5・25「もうやめよう!植樹祭」に参加して

右翼の妨害を許さない

Y・K

 5月25日の日曜日、国土緑化推進機構(公益社団法人)と埼玉県の共催で、秩父ミューズパークにおいて第75回全国植樹祭が開催された。言うまでもなく全国植樹祭は、天皇が自ら参加する「天皇行事」の一つであり、戦後の象徴天皇制への国民的同意を取り付けるための役割を果してきた。
 天皇制の強制に反対する全国の人びとの運動は、各地をベースに天皇制への統合に地域から批判の声を上げることをめざしている。西武線西武秩父駅に着き、集合場所の改札口を出た。駅前のロータリーに行くと右翼団体と埼玉県警が騒いでいた。友人と一緒に集合場所でデモが始まるまでの間、各地で植樹祭に反対している人の報告、アピールがあったが、狭い場所に押し込められ、まわりは右翼、埼玉県警に囲まれ、うるさかった。
 そんな中で事件が。埼玉県警の警察官の中に一人だけ私服の(身長180~190cmの警察官で、服装が黒づくめで、黒の手袋、黒マスク、黒の帽子、分かるところは鼻から上だけ)という警察官がいた(この警官を警官Aと呼ぶ)。
 警官Aは右翼と何かもめながら、集会に参加している女性に対し「今、報告があったのだけれど、あなたここに来る前に駅の券売機の前で右翼の人にナイフで切りかかったという通報があったのですが、事情聴取したいから、こちらに来てください」と彼女をつかまえようとしたが、彼女は「そんなことはしていません」と抗議しながら集会に集まった人たちの合間を男女二人は右往左往しながら、どこかに消えてしまった。
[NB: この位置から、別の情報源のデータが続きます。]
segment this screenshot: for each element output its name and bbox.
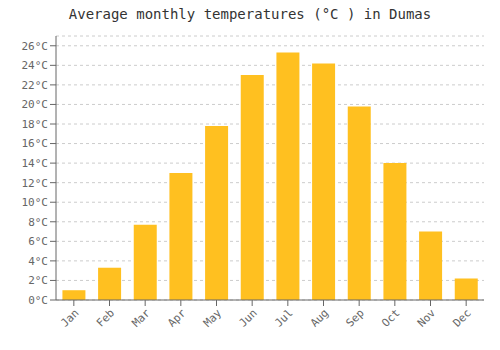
svg-text:6°C: 6°C	[28, 235, 48, 248]
svg-text:Aug: Aug	[308, 306, 331, 329]
svg-text:Nov: Nov	[415, 306, 439, 330]
svg-text:22°C: 22°C	[22, 79, 49, 92]
svg-text:Mar: Mar	[130, 306, 154, 330]
svg-text:10°C: 10°C	[22, 196, 49, 209]
svg-text:26°C: 26°C	[22, 40, 49, 53]
svg-text:0°C: 0°C	[28, 294, 48, 307]
svg-text:Jun: Jun	[237, 306, 260, 329]
svg-text:Jul: Jul	[272, 306, 295, 329]
svg-text:8°C: 8°C	[28, 216, 48, 229]
svg-text:May: May	[201, 306, 225, 330]
svg-text:Feb: Feb	[94, 306, 117, 329]
svg-text:16°C: 16°C	[22, 137, 49, 150]
html-text:Average monthly temperatures (: Average monthly temperatures (°C ) in Du…	[68, 6, 432, 22]
svg-text:12°C: 12°C	[22, 177, 49, 190]
svg-text:14°C: 14°C	[22, 157, 49, 170]
svg-text:Jan: Jan	[58, 306, 81, 329]
svg-text:Apr: Apr	[165, 306, 189, 330]
svg-text:4°C: 4°C	[28, 255, 48, 268]
svg-text:18°C: 18°C	[22, 118, 49, 131]
svg-text:20°C: 20°C	[22, 98, 49, 111]
svg-text:2°C: 2°C	[28, 274, 48, 287]
svg-text:Sep: Sep	[344, 306, 367, 329]
svg-text:24°C: 24°C	[22, 59, 49, 72]
svg-text:Dec: Dec	[451, 306, 474, 329]
svg-text:Oct: Oct	[379, 306, 402, 329]
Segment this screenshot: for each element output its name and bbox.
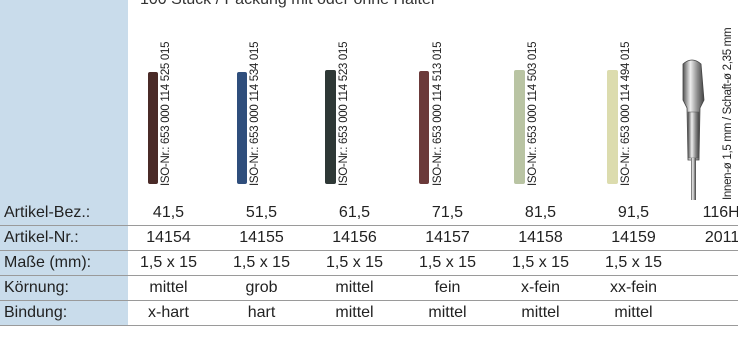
table-cell: x-hart — [148, 304, 189, 321]
table-cell: 1,5 x 15 — [140, 254, 197, 271]
table-cell: 1,5 x 15 — [326, 254, 383, 271]
rod-image — [419, 71, 429, 184]
table-cell: mittel — [428, 304, 467, 321]
table-cell: 51,5 — [245, 204, 278, 221]
table-cell: mittel — [335, 304, 374, 321]
table-cell: 71,5 — [431, 204, 464, 221]
iso-label: ISO-Nr.: 653 000 114 523 015 — [338, 41, 350, 186]
table-cell: 1,5 x 15 — [419, 254, 476, 271]
row-label: Bindung: — [4, 304, 68, 321]
iso-label: ISO-Nr.: 653 000 114 513 015 — [432, 41, 444, 186]
iso-label: Innen-ø 1,5 mm / Schaft-ø 2,35 mm — [722, 27, 734, 200]
table-cell: mittel — [614, 304, 653, 321]
row-label: Artikel-Bez.: — [4, 204, 91, 221]
table-cell: 81,5 — [524, 204, 557, 221]
iso-label: ISO-Nr.: 653 000 114 534 015 — [249, 41, 261, 186]
table-cell: 14156 — [332, 229, 377, 246]
rod-image — [514, 70, 525, 184]
product-images — [148, 59, 705, 200]
table-cell: 61,5 — [338, 204, 371, 221]
row-label: Artikel-Nr.: — [4, 229, 79, 246]
iso-label: ISO-Nr.: 653 000 114 503 015 — [527, 41, 539, 186]
table-cell: 14159 — [611, 229, 656, 246]
table-cell: 14158 — [518, 229, 563, 246]
table-cell: mittel — [335, 279, 374, 296]
row-label: Maße (mm): — [4, 254, 92, 271]
table-row: Artikel-Bez.: 41,5 51,5 61,5 71,5 81,5 91,5 116… — [0, 200, 738, 226]
rod-image — [325, 70, 336, 184]
table-cell: 1,5 x 15 — [512, 254, 569, 271]
table-cell: 14154 — [146, 229, 191, 246]
table-row: Körnung: mittel grob mittel fein x-fein xx-fei… — [0, 275, 738, 301]
table-cell: fein — [434, 279, 461, 296]
table-cell: mittel — [149, 279, 188, 296]
table-cell: 91,5 — [617, 204, 650, 221]
iso-label: ISO-Nr.: 653 000 114 494 015 — [620, 41, 632, 186]
table-cell: 116HP — [702, 204, 738, 221]
table-cell: hart — [247, 304, 276, 321]
table-cell: grob — [245, 279, 278, 296]
iso-label: ISO-Nr.: 653 000 114 525 015 — [160, 41, 172, 186]
table-cell: 14155 — [239, 229, 284, 246]
rod-image — [148, 72, 158, 184]
table-cell: xx-fein — [609, 279, 658, 296]
holder-image — [682, 59, 705, 200]
label-column-background — [0, 0, 128, 325]
header-text: 100 Stück / Packung mit oder ohne Halter — [140, 0, 436, 9]
row-label: Körnung: — [4, 279, 69, 296]
table-cell: 20116 — [704, 229, 738, 246]
rod-image — [607, 70, 618, 184]
table-cell: 1,5 x 15 — [233, 254, 290, 271]
table-row: Bindung: x-hart hart mittel mittel mittel mitt… — [0, 300, 738, 326]
table-row: Maße (mm): 1,5 x 15 1,5 x 15 1,5 x 15 1,5 x … — [0, 250, 738, 276]
table-row: Artikel-Nr.: 14154 14155 14156 14157 14158 141… — [0, 225, 738, 251]
table-cell: 1,5 x 15 — [605, 254, 662, 271]
table-cell: 14157 — [425, 229, 470, 246]
table-cell: 41,5 — [152, 204, 185, 221]
table-cell: mittel — [521, 304, 560, 321]
table-cell: x-fein — [520, 279, 561, 296]
rod-image — [237, 72, 247, 184]
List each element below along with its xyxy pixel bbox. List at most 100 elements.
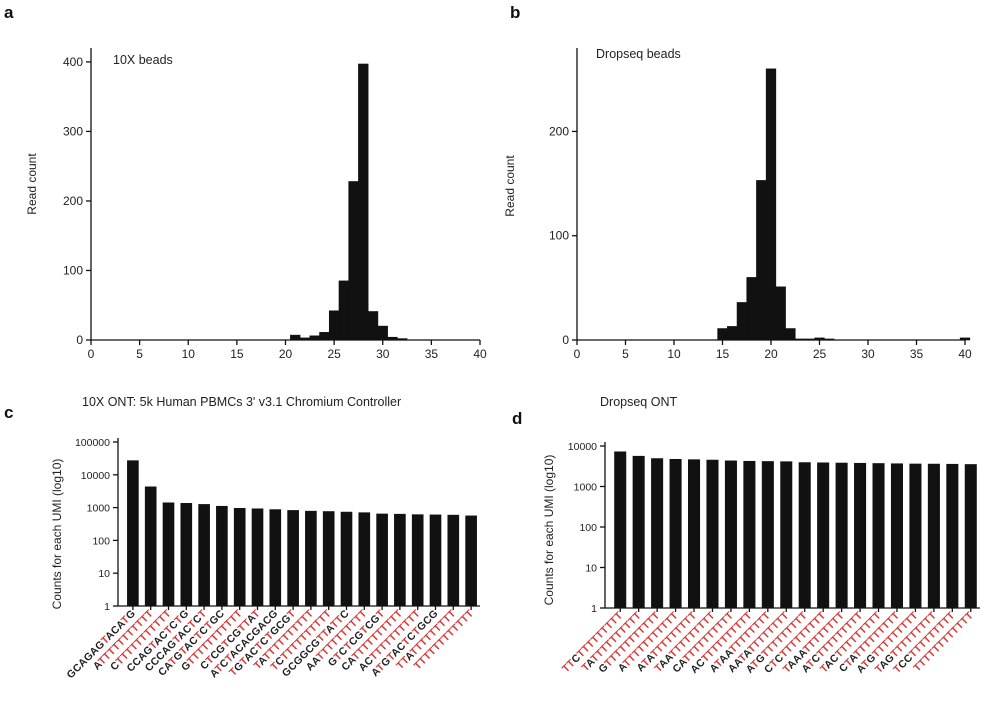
umi-bar [909, 463, 922, 609]
umi-bar [180, 503, 193, 607]
panel-b-chart: 0 100 200 0 5 10 15 20 25 30 35 40 [549, 48, 972, 361]
panel-a-ylabel: Read count [25, 153, 39, 215]
y-tick-label: 100 [549, 229, 569, 243]
umi-bar [761, 461, 774, 609]
y-tick-label: 200 [63, 194, 83, 208]
histogram-bar [736, 302, 748, 341]
panel-d-title: Dropseq ONT [600, 395, 677, 409]
umi-bar [872, 463, 885, 609]
umi-bar [251, 508, 264, 607]
panel-letter-d: d [512, 409, 522, 428]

とんだ右翼と警官Aのパフォーマンスを見た思いがした。
 この警官Aはデモの解散地点まで埼玉県警と行動を共にしていた。デモの出発時間になっても右翼の妨害で出発できず、歩き出せば住宅街の狭い車道を右翼と警官にはさまれ、前に進むこともできず、右翼の怒号と持っているプラカードやハンドマイクを奪おうとつっこんでくる、ペットボトルも投げ込まれた。
 解散地点に向かう荒川の橋の手前で、20分たっても指揮者から状況の説明はなく、こちらが要請しても応答せず、右翼のさまざまな妨害にあいながらも、やっと解散地点につき仲間の輸送で西武秩父駅へ、帰路につく。
 初めて天皇行事の「植樹祭」反対の抗議デモに参加したが、埼玉県警の手際の悪さに驚いた。デモ出発前の集会で「右翼の皆さん、ここで騒いでないで式典会場に行って天皇陛下万歳!と賛美した方がいいのではないか」と発言した人がいたが、私も同感だ。その方がよっぽど右翼らしい、と感じた。